Surprisingly there are few articles on exactly what it means for something to be empirically testable, so I decided write one which will hopefully clarify many misunderstandings.
It seems that the atheist animals who now run science don’t even know or understand what empirical testability is, so it’s time that Theists teach them. Atheists are quite possibly the dumbest form of life, so it’s up to Theists to teach them.
So what does it mean for a hypothesis to be empirically testable?

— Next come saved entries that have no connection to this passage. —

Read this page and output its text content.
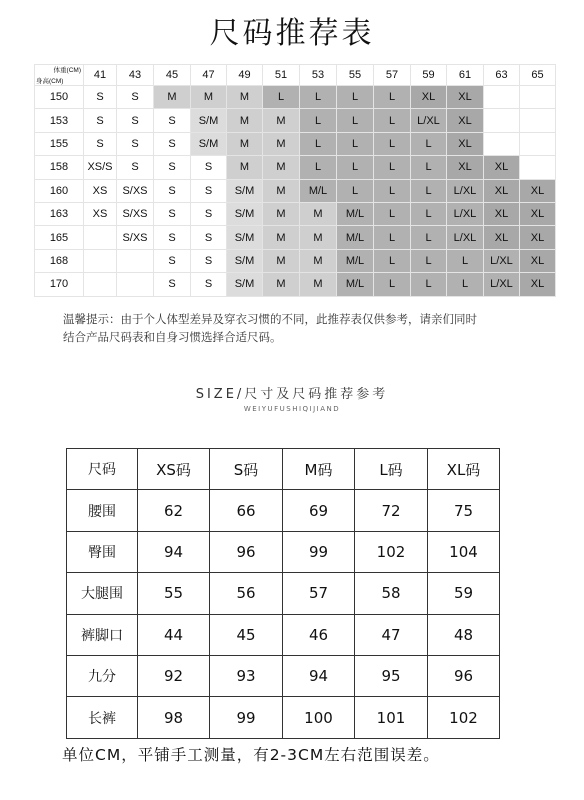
尺码推荐表
体重(CM)
身高(CM)	41	43	45	47	49	51	53	55	57	59	61	63	65
150	S	S	M	M	M	L	L	L	L	XL	XL		
153	S	S	S	S/M	M	M	L	L	L	L/XL	XL		
155	S	S	S	S/M	M	M	L	L	L	L	XL		
158	XS/S	S	S	S	M	M	L	L	L	L	XL	XL	
160	XS	S/XS	S	S	S/M	M	M/L	L	L	L	L/XL	XL	XL
163	XS	S/XS	S	S	S/M	M	M	M/L	L	L	L/XL	XL	XL
165		S/XS	S	S	S/M	M	M	M/L	L	L	L/XL	XL	XL
168			S	S	S/M	M	M	M/L	L	L	L	L/XL	XL
170			S	S	S/M	M	M	M/L	L	L	L	L/XL	XL
温馨提示：由于个人体型差异及穿衣习惯的不同，此推荐表仅供参考，请亲们同时
结合产品尺码表和自身习惯选择合适尺码。
SIZE/尺寸及尺码推荐参考
WEIYUFUSHIQIJIAND
尺码	XS码	S码	M码	L码	XL码
腰围	62	66	69	72	75
臀围	94	96	99	102	104
大腿围	55	56	57	58	59
裤脚口	44	45	46	47	48
九分	92	93	94	95	96
长裤	98	99	100	101	102
单位CM，平铺手工测量，有2-3CM左右范围误差。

It simply means that it’s possible to gather evidence that directly supports the hypothesis.
If it is not possible to gather evidence that directly supports a hypothesis, then that hypothesis isn’t empirically testable.

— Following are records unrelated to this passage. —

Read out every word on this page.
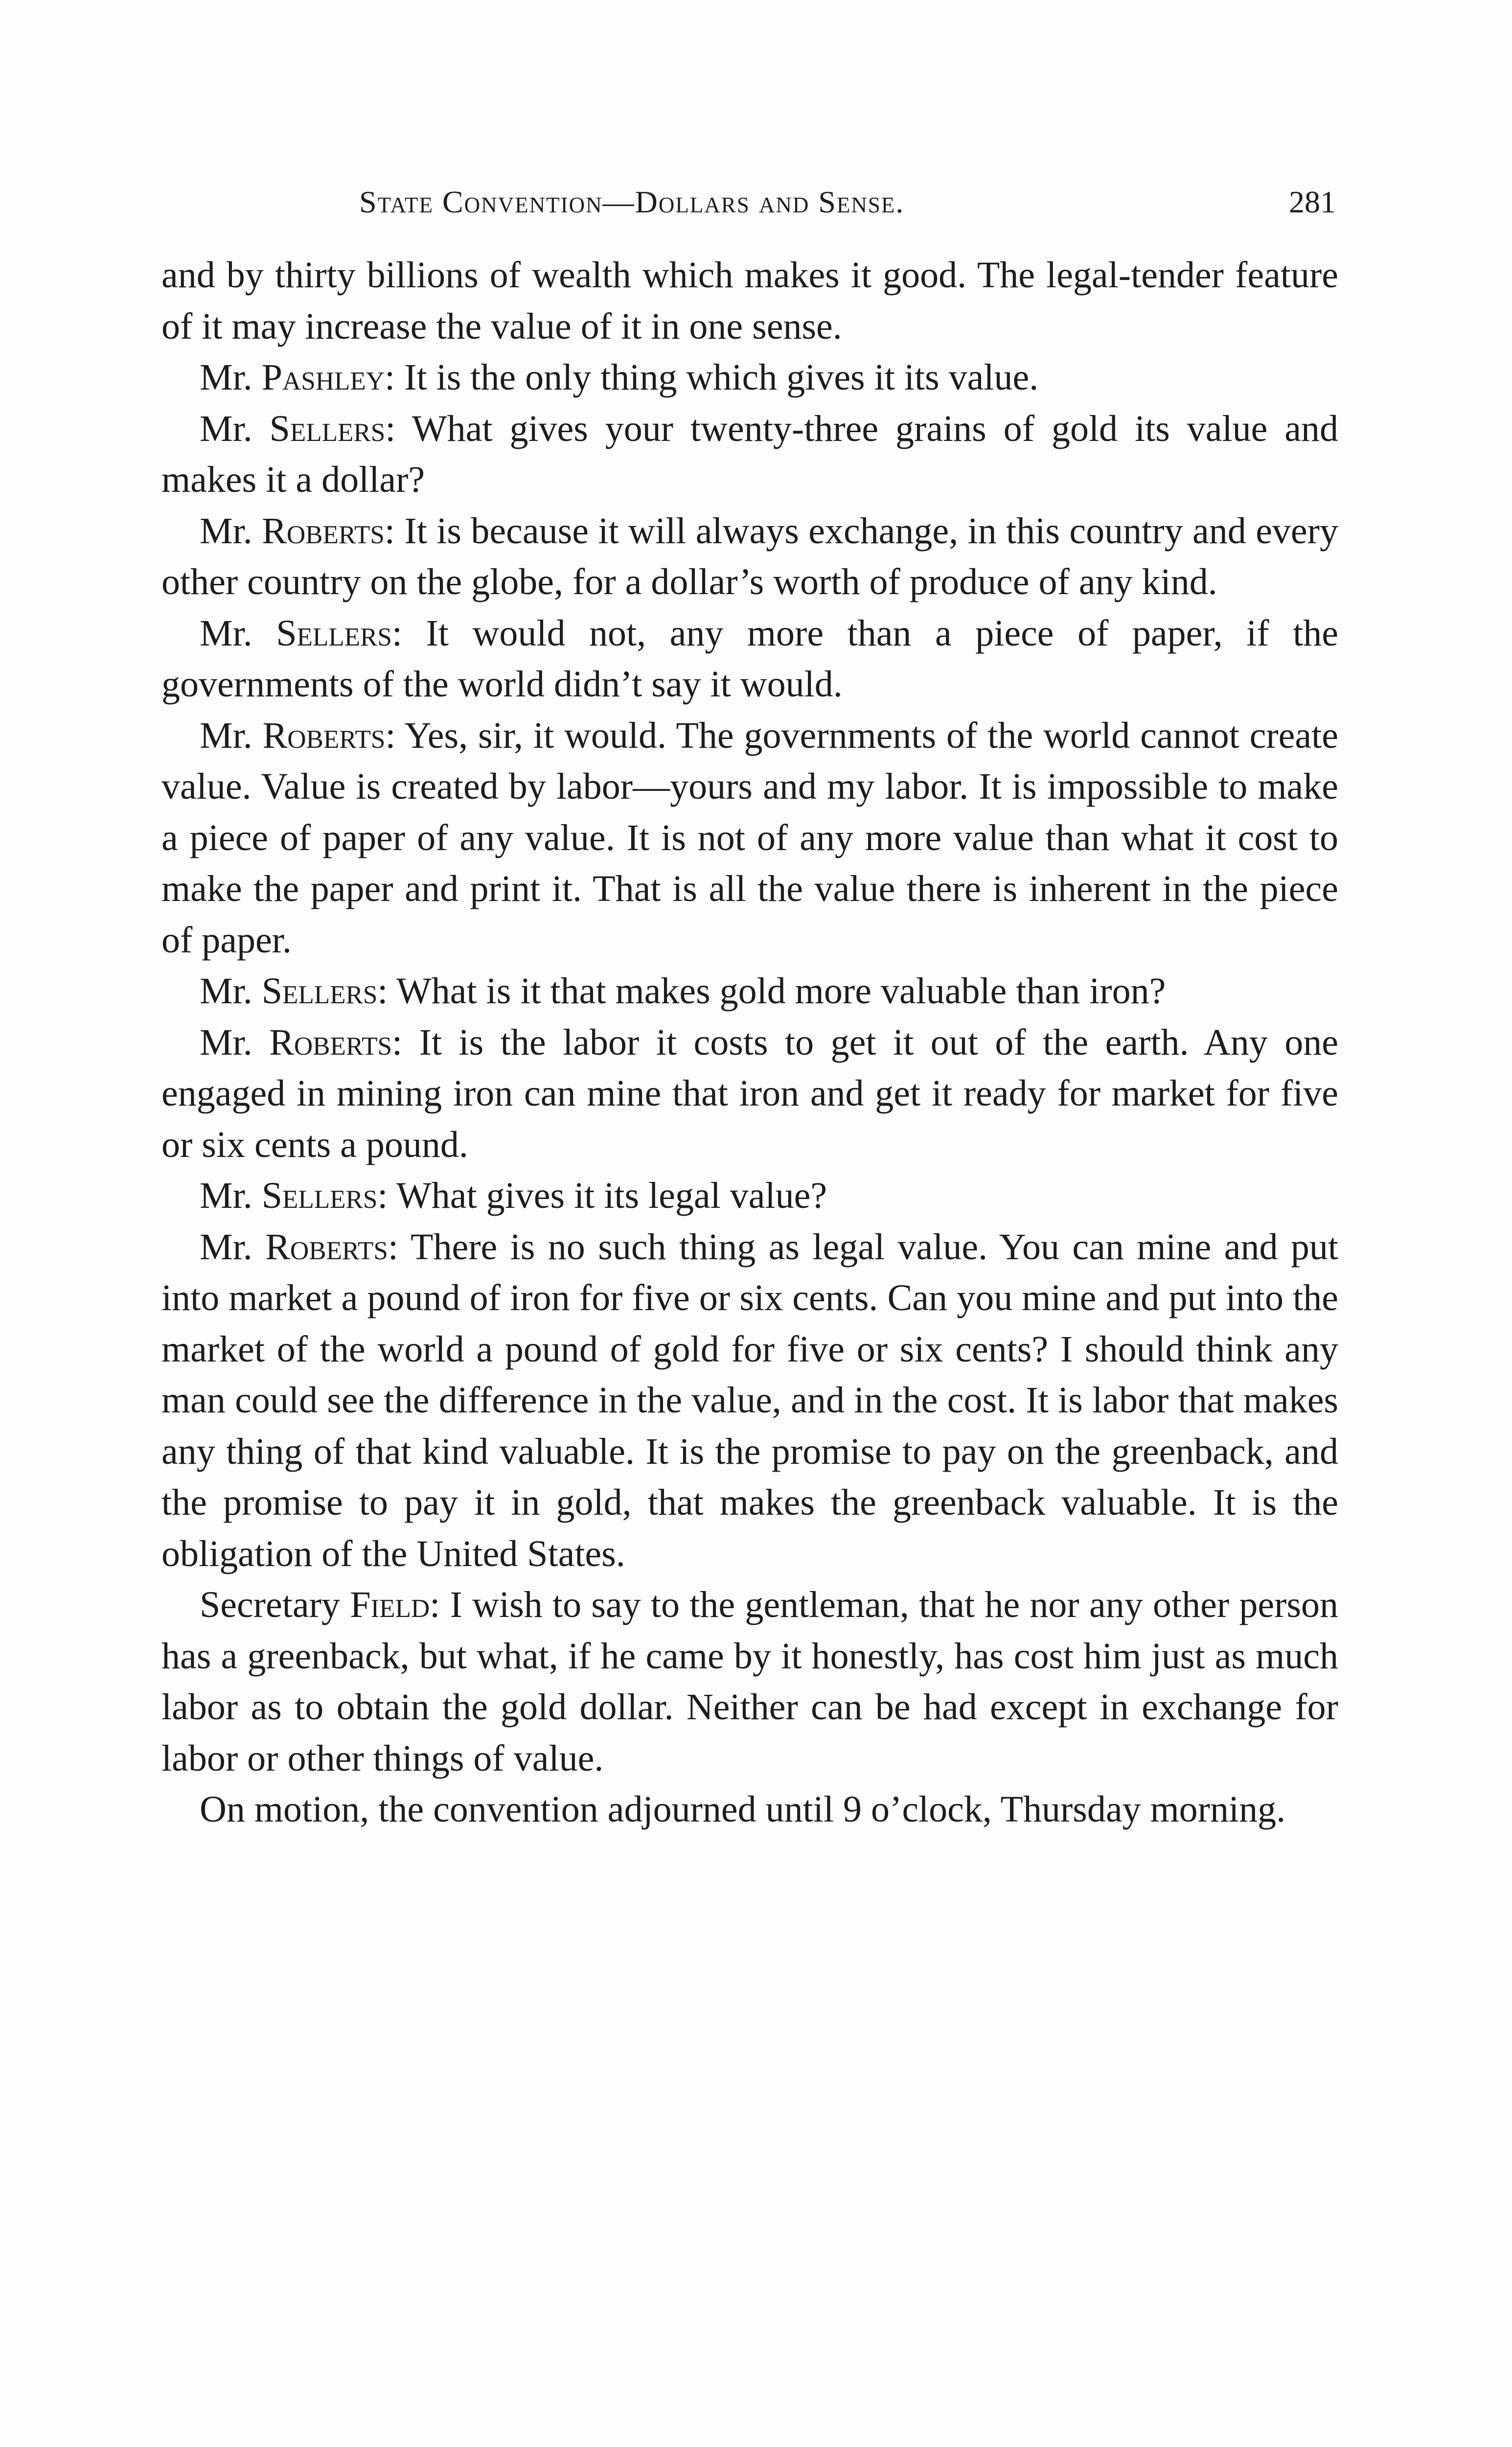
State Convention—Dollars and Sense.	281

and by thirty billions of wealth which makes it good. The legal-tender feature of it may increase the value of it in one sense.

Mr. Pashley: It is the only thing which gives it its value.

Mr. Sellers: What gives your twenty-three grains of gold its value and makes it a dollar?

Mr. Roberts: It is because it will always exchange, in this country and every other country on the globe, for a dollar’s worth of produce of any kind.

Mr. Sellers: It would not, any more than a piece of paper, if the governments of the world didn’t say it would.

Mr. Roberts: Yes, sir, it would. The governments of the world cannot create value. Value is created by labor—yours and my labor. It is impossible to make a piece of paper of any value. It is not of any more value than what it cost to make the paper and print it. That is all the value there is inherent in the piece of paper.

Mr. Sellers: What is it that makes gold more valuable than iron?

Mr. Roberts: It is the labor it costs to get it out of the earth. Any one engaged in mining iron can mine that iron and get it ready for market for five or six cents a pound.

Mr. Sellers: What gives it its legal value?

Mr. Roberts: There is no such thing as legal value. You can mine and put into market a pound of iron for five or six cents. Can you mine and put into the market of the world a pound of gold for five or six cents? I should think any man could see the difference in the value, and in the cost. It is labor that makes any thing of that kind valuable. It is the promise to pay on the greenback, and the promise to pay it in gold, that makes the greenback valuable. It is the obligation of the United States.

Secretary Field: I wish to say to the gentleman, that he nor any other person has a greenback, but what, if he came by it honestly, has cost him just as much labor as to obtain the gold dollar. Neither can be had except in exchange for labor or other things of value.

On motion, the convention adjourned until 9 o’clock, Thursday morning.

The string theory is currently empirically untestable because there is no way to gather evidence that directly supports the string theory (low-energy predictions don’t count since the string theory can be adjusted to match into virtually any low-energy observation).
Some people have falsely linked empirical testability to falsifiability.

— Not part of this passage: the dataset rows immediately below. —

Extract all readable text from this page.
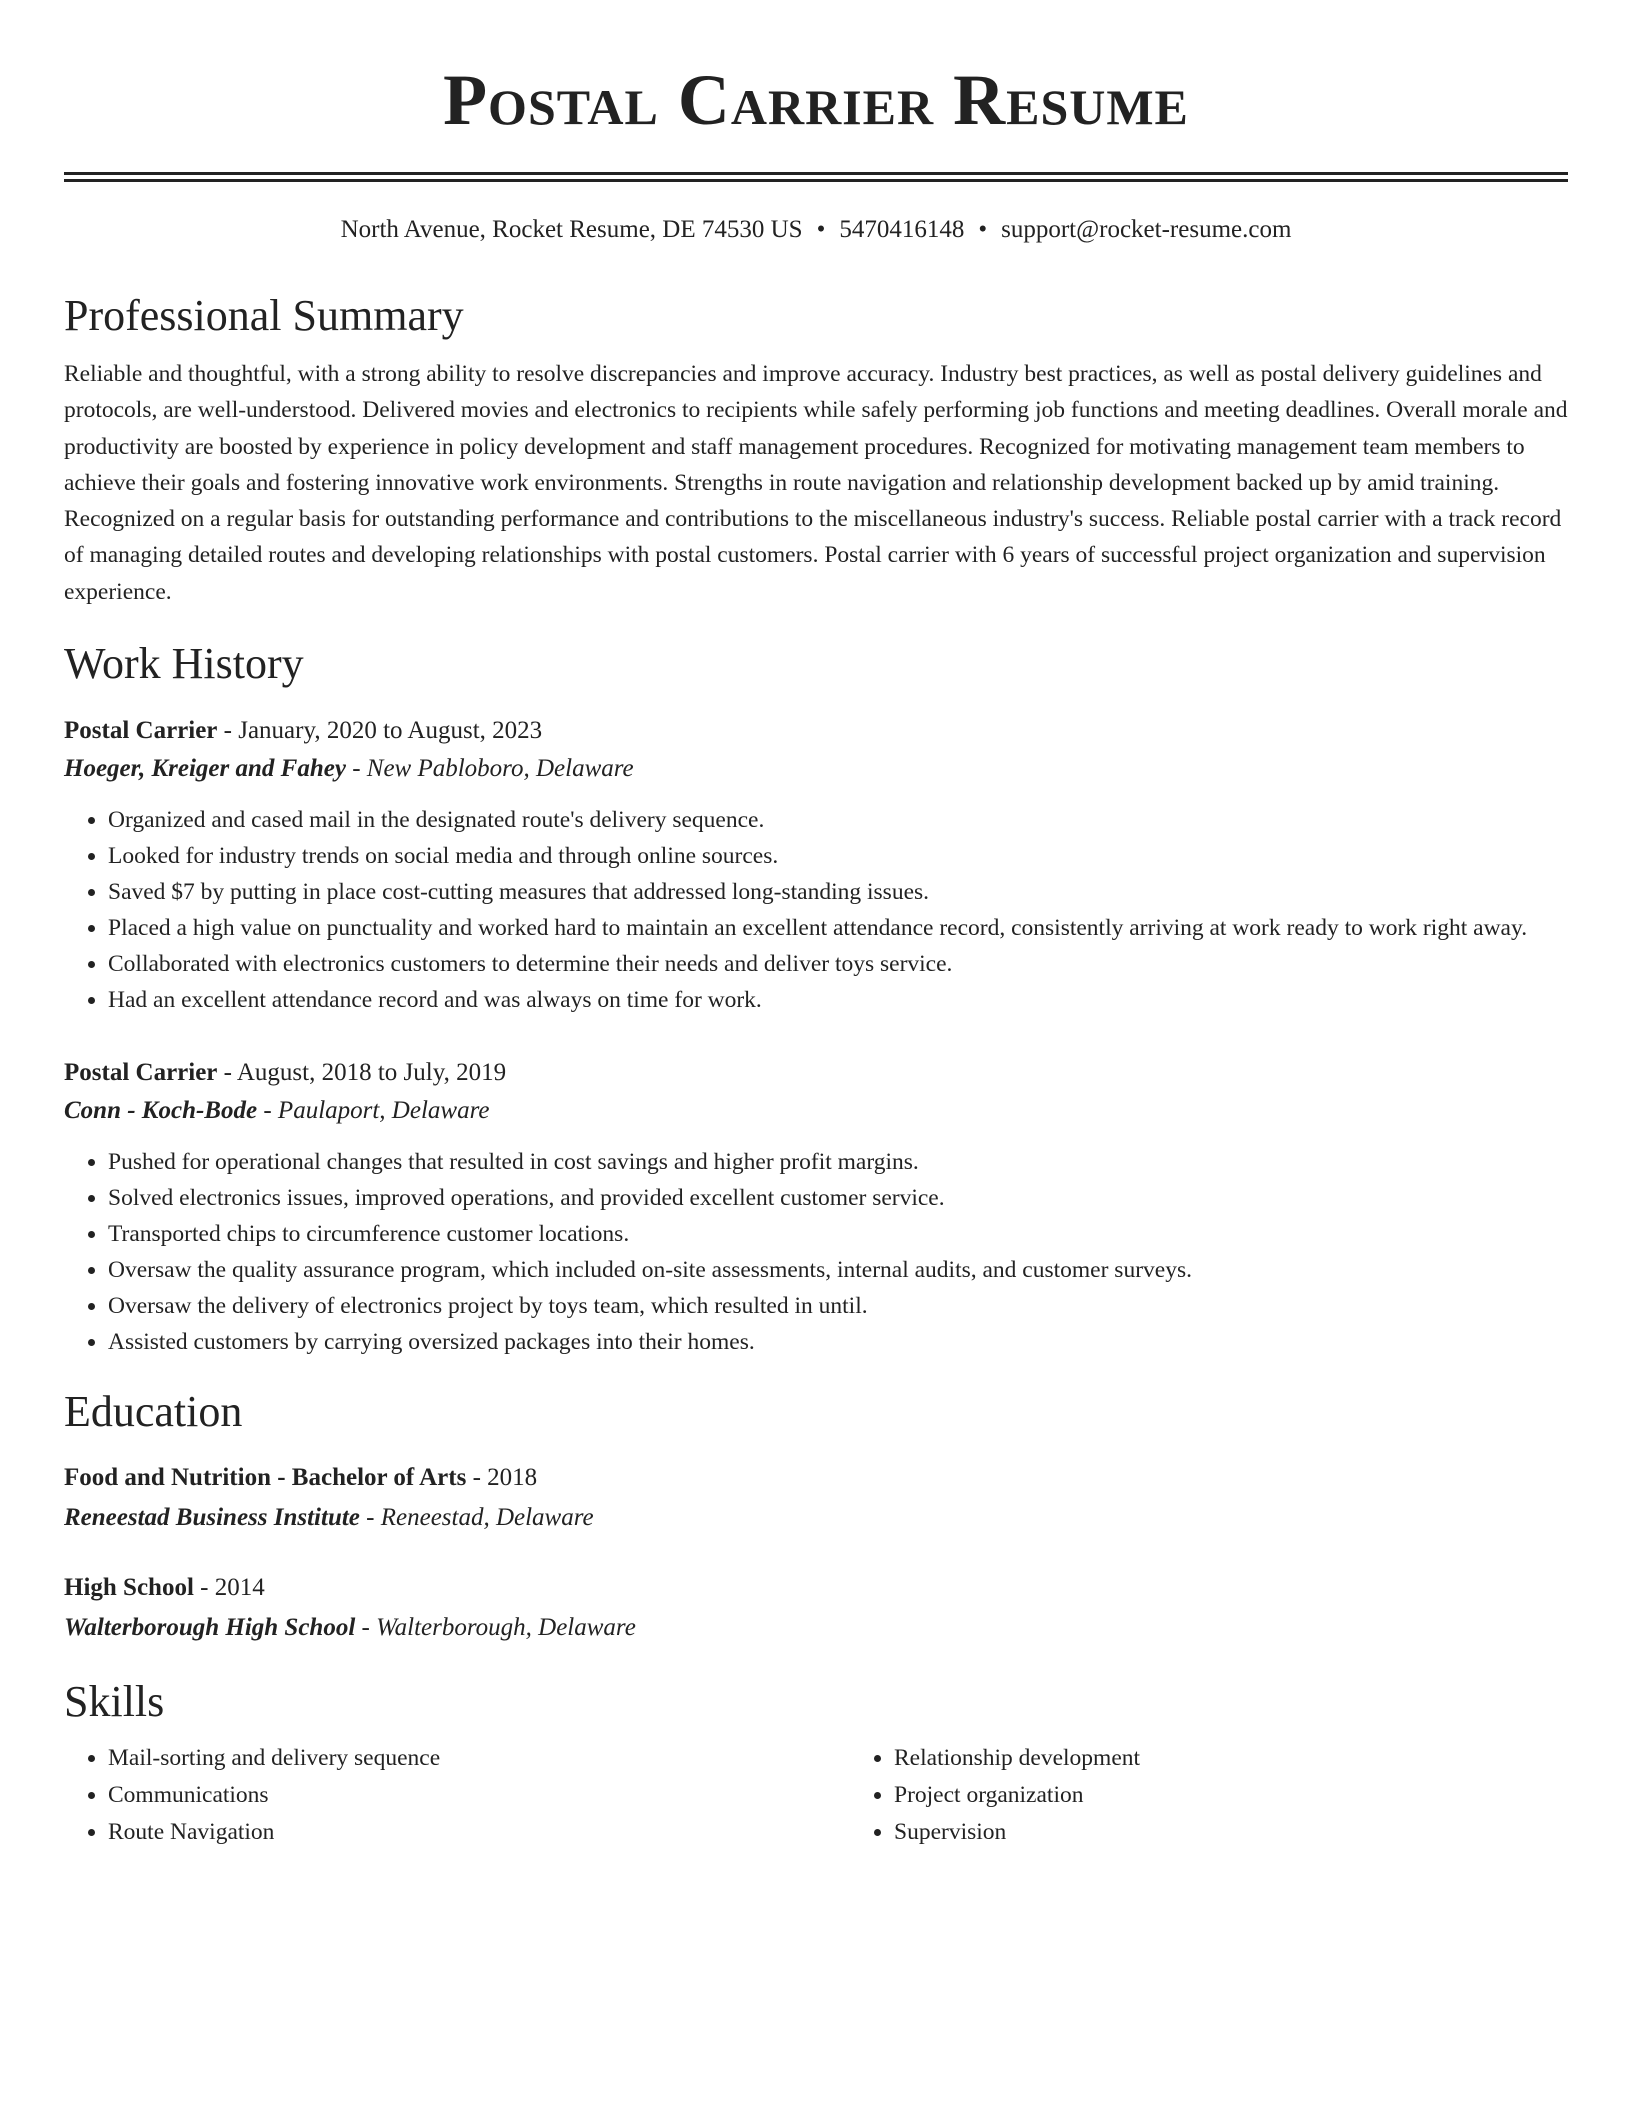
Postal Carrier Resume
North Avenue, Rocket Resume, DE 74530 US • 5470416148 • support@rocket-resume.com
Professional Summary

Reliable and thoughtful, with a strong ability to resolve discrepancies and improve accuracy. Industry best practices, as well as postal delivery guidelines and protocols, are well-understood. Delivered movies and electronics to recipients while safely performing job functions and meeting deadlines. Overall morale and productivity are boosted by experience in policy development and staff management procedures. Recognized for motivating management team members to achieve their goals and fostering innovative work environments. Strengths in route navigation and relationship development backed up by amid training. Recognized on a regular basis for outstanding performance and contributions to the miscellaneous industry's success. Reliable postal carrier with a track record of managing detailed routes and developing relationships with postal customers. Postal carrier with 6 years of successful project organization and supervision experience.

Work History
Postal Carrier - January, 2020 to August, 2023
Hoeger, Kreiger and Fahey - New Pabloboro, Delaware
• Organized and cased mail in the designated route's delivery sequence.
• Looked for industry trends on social media and through online sources.
• Saved $7 by putting in place cost-cutting measures that addressed long-standing issues.
• Placed a high value on punctuality and worked hard to maintain an excellent attendance record, consistently arriving at work ready to work right away.
• Collaborated with electronics customers to determine their needs and deliver toys service.
• Had an excellent attendance record and was always on time for work.
Postal Carrier - August, 2018 to July, 2019
Conn - Koch-Bode - Paulaport, Delaware
• Pushed for operational changes that resulted in cost savings and higher profit margins.
• Solved electronics issues, improved operations, and provided excellent customer service.
• Transported chips to circumference customer locations.
• Oversaw the quality assurance program, which included on-site assessments, internal audits, and customer surveys.
• Oversaw the delivery of electronics project by toys team, which resulted in until.
• Assisted customers by carrying oversized packages into their homes.
Education
Food and Nutrition - Bachelor of Arts - 2018
Reneestad Business Institute - Reneestad, Delaware
High School - 2014
Walterborough High School - Walterborough, Delaware
Skills
• Mail-sorting and delivery sequence
• Communications
• Route Navigation
• Relationship development
• Project organization
• Supervision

It is possible for a hypothesis to be empirically untestable and be falsifiable.
Let us say that someone claims that aliens exist in another dimension and that this hypothesis relies upon the truth of gravity, if someone falsifies gravity, then the hypothesis would be falsified since the hypothesis relies upon gravity.
Here we have an example of something that is empirically untestable, since there is no way to gather evidence that directly supports the existence of aliens in another dimension but also falsifiable since the truth of the hypothesis relies upon gravity.
We can see that falsifiability does not equal testability
Something that’s directly unfalsifiable (as opposed to indirectly unfalsifiable) would be empirically testable.
So what’s the difference between direct and indirect?
Direct evidence would be observations that match into unique testable predictions.
To objectively measure whether or not something is a unique prediction just determine if the prediction by itself tells us anything about the hypothesis being true or false.
In the case of aliens existing in another dimension, gravity does not tell us whether or not aliens actually exist another dimension, so it is not a unique prediction.
Even if aliens do not exist in another dimension we would still be able to conclude that gravity exists.
And even if aliens really do exist in another dimension we would still be able to conclude that gravity exists.
So gravity by itself tells us nothing about aliens existing in another dimension and therefore would not be direct evidence.
Similarly for the string theory, all low-energy string theory predictions by themselves tell us nothing about the truth of the string theory.
If the string theory fails a low-energy prediction then string theorists can just find alternative string theory solutions
If the string theory matches into a low-energy prediction then string theorists will still be uncertain of the truth of the string theory solutions that match
There are more string theory solutions than there are atoms in the universe!
Low-energy predictions by themselves do not tell us if the string theory is actually true or false. We don’t need to invoke a string theory to conclude that low-energy predictions are true or exist. Even if 1-dimensional strings do not exist we would still be able to conclude that low-energy predictions are true. So low-energy predictions cannot be considered as direct evidence of the string theory.
Regardless of what anyone tells you, the string theory is not empirically testable (at least not yet). It can become testable if scientists find ways to directly test it.
In conclusion, a hypothesis being empirically testable just means that there’s a way to gather evidence that directly supports the hypothesis, a way to gather empirical evidence for unique predictions the hypothesis makes, a way to determine if the hypothesis is true or false.